A co Was oczarowało w grudniu? :)

19 komentarzy:

  1. Byłam kiedyś na takim góralskim kuligu. Świetna zabawa. 😊

    OdpowiedzUsuń
  2. Super, że miałaś taki przyjemny grudzień i zarazem pełen ciekawych wydarzeń ;). Nigdy nie uczestniczyłam w kuligu, a salsę tańczyłam kiedyś na kursie tańca, ale już zapomniałam :). Za to również spędziłam miło czas z najbliższymi i podziwiałam świąteczne dekoracje.

    OdpowiedzUsuń
    Odpowiedzi
    1. Nie, no to koniecznie kulig trzeba nadrobić ;) ! Super sprawa :).

      Usuń
  3. Pieczenie na cztery ręce :) Cztli w parach? :D

    Chciałabym kiedyś wybrać się na taki góralski kulig ;)

    OdpowiedzUsuń
    Odpowiedzi
    1. Np. z młodszą kuzynką w ramach głównego asystenta ;D. Do tego dwa ciasta jednocześnie, ponieważ miały wspólną część w przepisach ;).

      Usuń
    2. Tak jak dzieci z Bullerbyn :D

      Usuń
  4. Na taki kulig także bym się wybrała. Super impreza.

    OdpowiedzUsuń
  5. Też uwielbiam Gwiazdy Betlejemskie, ale nie mogę ich mieć, bo są trujące dla kotów, a moje futrzaste dziecko podgryza każdą roślinę w domu :( Nawet kaktusa próbował...

    OdpowiedzUsuń
  6. Świetni ulubieńcy! :) Kuligu zazdroszczę bardzo <3 Już dawno nie byłam na takim prawdziwym, a jest to naprawdę świetne przeżycie :) Mam nadzieję, że Nowy Rok zaczął się dla Ciebie wspaniale :)

    OdpowiedzUsuń
  7. Nie byłam na takim kuligu, a z chęcią bym korzystała :-)

    OdpowiedzUsuń
  8. Sylwester z salsą? Ale ekstra!
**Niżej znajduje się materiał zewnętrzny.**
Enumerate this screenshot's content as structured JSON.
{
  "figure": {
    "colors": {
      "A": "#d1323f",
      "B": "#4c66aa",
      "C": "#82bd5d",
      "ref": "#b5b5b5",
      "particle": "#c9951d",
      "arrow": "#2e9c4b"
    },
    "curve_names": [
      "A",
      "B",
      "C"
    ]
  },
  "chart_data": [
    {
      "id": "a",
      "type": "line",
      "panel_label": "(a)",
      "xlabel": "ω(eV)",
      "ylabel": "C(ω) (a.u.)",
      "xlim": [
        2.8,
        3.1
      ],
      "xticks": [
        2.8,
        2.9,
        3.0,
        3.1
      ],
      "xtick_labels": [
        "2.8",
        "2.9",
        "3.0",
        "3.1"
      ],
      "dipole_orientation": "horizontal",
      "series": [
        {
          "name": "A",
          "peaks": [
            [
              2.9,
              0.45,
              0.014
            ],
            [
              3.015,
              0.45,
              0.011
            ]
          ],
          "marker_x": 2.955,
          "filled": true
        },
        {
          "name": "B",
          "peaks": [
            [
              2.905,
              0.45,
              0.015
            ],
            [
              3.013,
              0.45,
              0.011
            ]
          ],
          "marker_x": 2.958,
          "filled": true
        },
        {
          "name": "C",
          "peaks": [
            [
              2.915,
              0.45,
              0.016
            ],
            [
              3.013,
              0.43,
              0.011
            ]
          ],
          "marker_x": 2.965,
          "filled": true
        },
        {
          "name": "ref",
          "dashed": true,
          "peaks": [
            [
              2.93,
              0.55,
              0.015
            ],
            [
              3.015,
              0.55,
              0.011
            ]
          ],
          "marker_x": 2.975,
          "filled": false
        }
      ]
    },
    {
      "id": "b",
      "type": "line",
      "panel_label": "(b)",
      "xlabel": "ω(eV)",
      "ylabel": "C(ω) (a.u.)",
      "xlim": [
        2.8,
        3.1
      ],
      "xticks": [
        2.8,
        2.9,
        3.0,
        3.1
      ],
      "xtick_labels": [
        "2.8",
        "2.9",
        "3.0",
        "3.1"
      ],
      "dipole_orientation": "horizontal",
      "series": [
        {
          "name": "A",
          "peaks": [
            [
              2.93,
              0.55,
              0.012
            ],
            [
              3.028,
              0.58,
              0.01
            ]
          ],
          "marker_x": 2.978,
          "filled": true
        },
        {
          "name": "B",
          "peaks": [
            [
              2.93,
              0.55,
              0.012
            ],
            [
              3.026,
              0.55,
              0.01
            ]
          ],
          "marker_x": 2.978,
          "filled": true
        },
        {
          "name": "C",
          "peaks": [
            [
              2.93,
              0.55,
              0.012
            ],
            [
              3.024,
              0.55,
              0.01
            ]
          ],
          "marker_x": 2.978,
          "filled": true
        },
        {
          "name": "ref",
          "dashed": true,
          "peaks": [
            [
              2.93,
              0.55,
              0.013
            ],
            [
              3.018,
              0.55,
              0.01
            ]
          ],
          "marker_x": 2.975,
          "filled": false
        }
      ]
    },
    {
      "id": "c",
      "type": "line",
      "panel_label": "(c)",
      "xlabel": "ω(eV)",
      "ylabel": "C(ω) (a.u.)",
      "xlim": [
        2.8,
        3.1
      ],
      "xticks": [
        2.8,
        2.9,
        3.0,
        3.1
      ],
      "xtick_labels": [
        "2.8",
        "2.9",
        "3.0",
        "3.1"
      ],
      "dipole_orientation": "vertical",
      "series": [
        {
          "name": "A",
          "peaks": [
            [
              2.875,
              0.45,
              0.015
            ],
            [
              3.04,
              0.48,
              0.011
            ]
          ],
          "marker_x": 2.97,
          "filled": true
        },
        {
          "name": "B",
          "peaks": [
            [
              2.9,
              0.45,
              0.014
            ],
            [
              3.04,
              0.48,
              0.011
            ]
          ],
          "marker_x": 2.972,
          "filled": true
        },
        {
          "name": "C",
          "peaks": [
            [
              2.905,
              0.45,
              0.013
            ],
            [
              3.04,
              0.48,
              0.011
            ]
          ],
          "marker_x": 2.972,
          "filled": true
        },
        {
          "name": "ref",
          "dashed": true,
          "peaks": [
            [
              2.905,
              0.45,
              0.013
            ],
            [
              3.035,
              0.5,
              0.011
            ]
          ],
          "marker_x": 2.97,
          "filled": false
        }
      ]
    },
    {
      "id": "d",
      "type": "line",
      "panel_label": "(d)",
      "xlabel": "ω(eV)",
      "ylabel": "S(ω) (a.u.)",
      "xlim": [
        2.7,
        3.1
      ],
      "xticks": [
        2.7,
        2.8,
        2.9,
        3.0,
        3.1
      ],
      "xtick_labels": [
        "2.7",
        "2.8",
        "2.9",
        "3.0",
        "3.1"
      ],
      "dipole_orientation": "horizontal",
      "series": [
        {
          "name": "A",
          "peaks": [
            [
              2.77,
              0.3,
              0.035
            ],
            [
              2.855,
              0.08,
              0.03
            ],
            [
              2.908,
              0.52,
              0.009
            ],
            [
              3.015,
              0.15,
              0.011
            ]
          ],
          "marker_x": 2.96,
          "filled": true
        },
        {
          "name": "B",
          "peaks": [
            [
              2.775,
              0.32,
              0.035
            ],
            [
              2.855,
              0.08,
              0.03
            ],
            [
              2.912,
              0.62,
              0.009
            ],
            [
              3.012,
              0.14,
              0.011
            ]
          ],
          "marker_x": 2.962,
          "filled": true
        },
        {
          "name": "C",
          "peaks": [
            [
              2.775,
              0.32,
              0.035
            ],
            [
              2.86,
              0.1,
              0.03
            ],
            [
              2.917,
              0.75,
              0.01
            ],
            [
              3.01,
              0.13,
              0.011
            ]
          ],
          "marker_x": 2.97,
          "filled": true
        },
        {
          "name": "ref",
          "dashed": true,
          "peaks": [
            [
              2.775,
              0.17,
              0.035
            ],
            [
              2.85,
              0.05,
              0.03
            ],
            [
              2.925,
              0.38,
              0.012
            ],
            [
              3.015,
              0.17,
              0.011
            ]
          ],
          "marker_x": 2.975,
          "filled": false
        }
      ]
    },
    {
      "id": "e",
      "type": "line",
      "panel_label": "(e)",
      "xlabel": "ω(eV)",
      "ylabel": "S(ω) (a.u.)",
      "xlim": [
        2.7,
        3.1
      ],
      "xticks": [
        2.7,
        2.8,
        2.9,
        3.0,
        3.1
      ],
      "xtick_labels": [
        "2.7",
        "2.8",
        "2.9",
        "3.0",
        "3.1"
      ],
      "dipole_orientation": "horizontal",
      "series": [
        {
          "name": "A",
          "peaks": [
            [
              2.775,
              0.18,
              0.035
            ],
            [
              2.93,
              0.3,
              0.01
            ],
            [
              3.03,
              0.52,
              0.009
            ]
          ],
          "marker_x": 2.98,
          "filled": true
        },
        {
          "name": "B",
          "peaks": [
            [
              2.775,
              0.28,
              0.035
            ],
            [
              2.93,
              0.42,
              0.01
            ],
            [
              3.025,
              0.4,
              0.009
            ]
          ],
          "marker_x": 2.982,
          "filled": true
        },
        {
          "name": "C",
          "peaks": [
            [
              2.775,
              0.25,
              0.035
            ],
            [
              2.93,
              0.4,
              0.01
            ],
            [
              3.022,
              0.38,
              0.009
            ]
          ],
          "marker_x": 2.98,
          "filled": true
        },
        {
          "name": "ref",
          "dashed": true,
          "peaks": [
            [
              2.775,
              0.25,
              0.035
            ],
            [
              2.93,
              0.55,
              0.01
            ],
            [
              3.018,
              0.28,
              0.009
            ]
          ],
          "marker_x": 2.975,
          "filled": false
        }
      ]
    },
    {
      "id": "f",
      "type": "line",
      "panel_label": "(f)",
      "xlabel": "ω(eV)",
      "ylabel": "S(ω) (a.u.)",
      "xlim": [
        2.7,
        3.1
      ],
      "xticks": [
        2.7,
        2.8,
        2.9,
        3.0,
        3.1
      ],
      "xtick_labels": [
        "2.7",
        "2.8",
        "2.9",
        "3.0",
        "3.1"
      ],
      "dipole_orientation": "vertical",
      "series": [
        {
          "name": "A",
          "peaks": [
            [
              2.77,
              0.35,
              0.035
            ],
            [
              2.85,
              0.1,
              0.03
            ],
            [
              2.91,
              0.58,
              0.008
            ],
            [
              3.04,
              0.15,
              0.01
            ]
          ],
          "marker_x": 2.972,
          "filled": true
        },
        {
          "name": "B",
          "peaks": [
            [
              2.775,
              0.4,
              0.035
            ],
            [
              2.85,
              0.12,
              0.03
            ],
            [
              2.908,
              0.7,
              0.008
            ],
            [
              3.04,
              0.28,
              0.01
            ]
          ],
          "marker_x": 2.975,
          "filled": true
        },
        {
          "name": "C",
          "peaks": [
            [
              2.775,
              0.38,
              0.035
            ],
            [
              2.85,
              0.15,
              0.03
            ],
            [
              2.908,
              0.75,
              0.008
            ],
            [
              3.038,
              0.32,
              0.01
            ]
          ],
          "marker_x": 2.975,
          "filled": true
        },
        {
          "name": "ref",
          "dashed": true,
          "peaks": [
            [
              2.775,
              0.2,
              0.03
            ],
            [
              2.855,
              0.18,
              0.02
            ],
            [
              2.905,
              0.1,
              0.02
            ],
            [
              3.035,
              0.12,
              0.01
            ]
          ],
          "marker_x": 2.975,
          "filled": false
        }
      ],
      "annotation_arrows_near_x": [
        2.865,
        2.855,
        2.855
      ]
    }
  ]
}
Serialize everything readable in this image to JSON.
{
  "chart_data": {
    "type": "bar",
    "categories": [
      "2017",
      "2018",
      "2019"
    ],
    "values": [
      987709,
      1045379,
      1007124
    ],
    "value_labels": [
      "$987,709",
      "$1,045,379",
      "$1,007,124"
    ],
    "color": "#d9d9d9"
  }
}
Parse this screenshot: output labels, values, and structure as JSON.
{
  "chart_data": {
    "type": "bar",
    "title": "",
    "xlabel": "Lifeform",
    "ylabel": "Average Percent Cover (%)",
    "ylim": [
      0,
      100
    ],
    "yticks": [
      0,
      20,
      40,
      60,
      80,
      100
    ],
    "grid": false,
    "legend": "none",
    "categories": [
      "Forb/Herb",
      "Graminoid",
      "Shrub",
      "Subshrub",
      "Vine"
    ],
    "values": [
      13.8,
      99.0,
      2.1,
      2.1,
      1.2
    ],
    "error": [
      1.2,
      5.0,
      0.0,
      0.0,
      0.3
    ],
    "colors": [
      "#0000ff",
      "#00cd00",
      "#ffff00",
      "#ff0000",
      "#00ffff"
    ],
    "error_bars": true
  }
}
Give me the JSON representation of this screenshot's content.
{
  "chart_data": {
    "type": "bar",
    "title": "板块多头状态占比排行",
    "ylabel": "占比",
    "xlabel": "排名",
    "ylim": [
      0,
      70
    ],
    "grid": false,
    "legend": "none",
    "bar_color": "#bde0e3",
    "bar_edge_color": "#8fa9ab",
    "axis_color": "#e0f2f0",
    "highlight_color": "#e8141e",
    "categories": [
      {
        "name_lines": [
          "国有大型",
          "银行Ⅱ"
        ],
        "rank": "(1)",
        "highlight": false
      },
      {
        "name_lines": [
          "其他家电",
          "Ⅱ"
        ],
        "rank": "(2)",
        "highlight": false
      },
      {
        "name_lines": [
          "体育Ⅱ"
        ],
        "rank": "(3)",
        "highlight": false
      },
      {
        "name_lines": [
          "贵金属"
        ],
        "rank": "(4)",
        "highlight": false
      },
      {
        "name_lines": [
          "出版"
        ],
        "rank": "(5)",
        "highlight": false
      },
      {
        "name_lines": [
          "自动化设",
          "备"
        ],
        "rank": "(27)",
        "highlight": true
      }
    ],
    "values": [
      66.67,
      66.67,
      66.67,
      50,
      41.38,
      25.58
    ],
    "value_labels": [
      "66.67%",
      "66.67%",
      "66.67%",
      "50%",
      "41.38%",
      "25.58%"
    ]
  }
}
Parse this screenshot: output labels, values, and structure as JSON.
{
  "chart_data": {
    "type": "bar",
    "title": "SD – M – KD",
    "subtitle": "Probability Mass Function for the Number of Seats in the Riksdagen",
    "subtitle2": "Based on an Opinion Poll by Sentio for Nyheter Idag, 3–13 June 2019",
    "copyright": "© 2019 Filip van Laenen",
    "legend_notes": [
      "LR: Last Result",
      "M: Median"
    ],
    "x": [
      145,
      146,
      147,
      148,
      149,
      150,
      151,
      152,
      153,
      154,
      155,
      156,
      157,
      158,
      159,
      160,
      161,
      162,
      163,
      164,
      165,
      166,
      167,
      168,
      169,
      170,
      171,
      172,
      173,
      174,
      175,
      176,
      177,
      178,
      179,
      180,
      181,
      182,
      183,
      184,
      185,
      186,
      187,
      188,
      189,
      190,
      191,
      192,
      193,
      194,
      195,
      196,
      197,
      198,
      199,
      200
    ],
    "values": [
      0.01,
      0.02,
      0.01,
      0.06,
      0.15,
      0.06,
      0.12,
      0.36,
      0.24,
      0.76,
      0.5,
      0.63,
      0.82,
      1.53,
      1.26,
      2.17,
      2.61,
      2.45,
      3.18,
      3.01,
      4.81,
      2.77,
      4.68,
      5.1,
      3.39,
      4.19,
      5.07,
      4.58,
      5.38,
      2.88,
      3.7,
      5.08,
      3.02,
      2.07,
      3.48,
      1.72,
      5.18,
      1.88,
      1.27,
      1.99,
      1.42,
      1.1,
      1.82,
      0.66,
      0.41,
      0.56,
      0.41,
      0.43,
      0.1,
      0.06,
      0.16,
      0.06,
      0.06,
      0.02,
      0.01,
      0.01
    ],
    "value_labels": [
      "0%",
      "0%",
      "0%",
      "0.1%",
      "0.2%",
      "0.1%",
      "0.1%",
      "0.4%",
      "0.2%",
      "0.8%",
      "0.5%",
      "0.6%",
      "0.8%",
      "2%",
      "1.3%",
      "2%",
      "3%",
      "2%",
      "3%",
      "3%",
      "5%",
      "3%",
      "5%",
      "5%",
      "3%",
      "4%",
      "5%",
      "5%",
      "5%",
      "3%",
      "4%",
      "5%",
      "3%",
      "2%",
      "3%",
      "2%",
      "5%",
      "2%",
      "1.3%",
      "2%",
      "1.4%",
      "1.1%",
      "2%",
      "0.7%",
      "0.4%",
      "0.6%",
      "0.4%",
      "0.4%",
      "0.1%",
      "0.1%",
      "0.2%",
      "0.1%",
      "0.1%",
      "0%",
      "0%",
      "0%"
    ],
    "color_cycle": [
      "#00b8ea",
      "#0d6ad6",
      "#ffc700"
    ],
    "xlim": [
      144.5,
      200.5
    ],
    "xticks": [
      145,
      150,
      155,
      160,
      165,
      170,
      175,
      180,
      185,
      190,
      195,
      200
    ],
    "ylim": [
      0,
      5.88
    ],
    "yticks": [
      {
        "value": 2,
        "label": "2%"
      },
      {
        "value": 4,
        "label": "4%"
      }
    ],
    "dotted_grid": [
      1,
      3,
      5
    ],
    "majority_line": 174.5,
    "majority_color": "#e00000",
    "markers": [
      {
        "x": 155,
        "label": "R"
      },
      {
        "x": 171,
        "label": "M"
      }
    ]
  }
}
Ja co prawda niestety "sylwester z antybiotykiem", ale gdybym mogła... Mmmm. Musiało być super!
    Kuligu też zazdroszczę ogromnie! Wspaniali ulubieńcy grudnia, ale u Ciebie zawsze dużo się dzieje. :D

    OdpowiedzUsuń
  9. Byłam dawno temu na podobnym kuligu, ale pamiętam do dziś. :))

    OdpowiedzUsuń
  10. Mnie oczarowały Święta w gródniu :)

    OdpowiedzUsuń
  11. No tak, pieczenie jest super☺

    OdpowiedzUsuń
  12. Widzę, że miałaś super grudzień !:)) Mój też był niezły, 30 mojego ukochanego, fajne rodzinne święta, sylwestrowy wyjazd do Długopola Zdroju + zwiedzanie Kletna, Gniewoszowa, Żelazna i Bystrzycy Kłodzkiej, oglądanie krakowskich szopek w regionalnym muzeum, świąteczna premia w pracy, kino -> thriller Kod Dedala i Targi Książki we Wrocławiu - spotkanie z Chmielarzem i Żuchowskim :)

    OdpowiedzUsuń
  13. Pięknie było u Ciebie :) u mnie grudzień przeleciał w tępię blyskawicznym. Najbardziej cieszyłam się że potkanja z mamą w okresie świątecznym, bo mieszkając za granicą nie widzimy się za często, a do tego byliśmy na dwóch jarmarkach bożonarodzeniowych. Takie atrakcje w Norwegii są bajkowe i dzięki nim można oderwać się od codziennych problemów :)

    OdpowiedzUsuń
    Odpowiedzi
    1. Super, że udało Wam się spotkać :). W okresie świątecznym chyba najbardziej się za bliskimi zagranicą tęskni? Jarmarków zazdroszczę, zresztą całej scenerii norweskiej. Piękne są te zdjęcia u Ciebie!

      Usuń

Pisząc komentarz, akceptujesz, że jeśli spełni moje zasady, pojawi się tam, gdzie go zostawiłeś/aś. Posty czasami aktualizuję. Zawsze możecie go usunąć. Jeśli chcecie go usunąć, a jeszcze jest u mnie w moderacji - napiszcie najlepiej w następnym komentarzu i oba usunę.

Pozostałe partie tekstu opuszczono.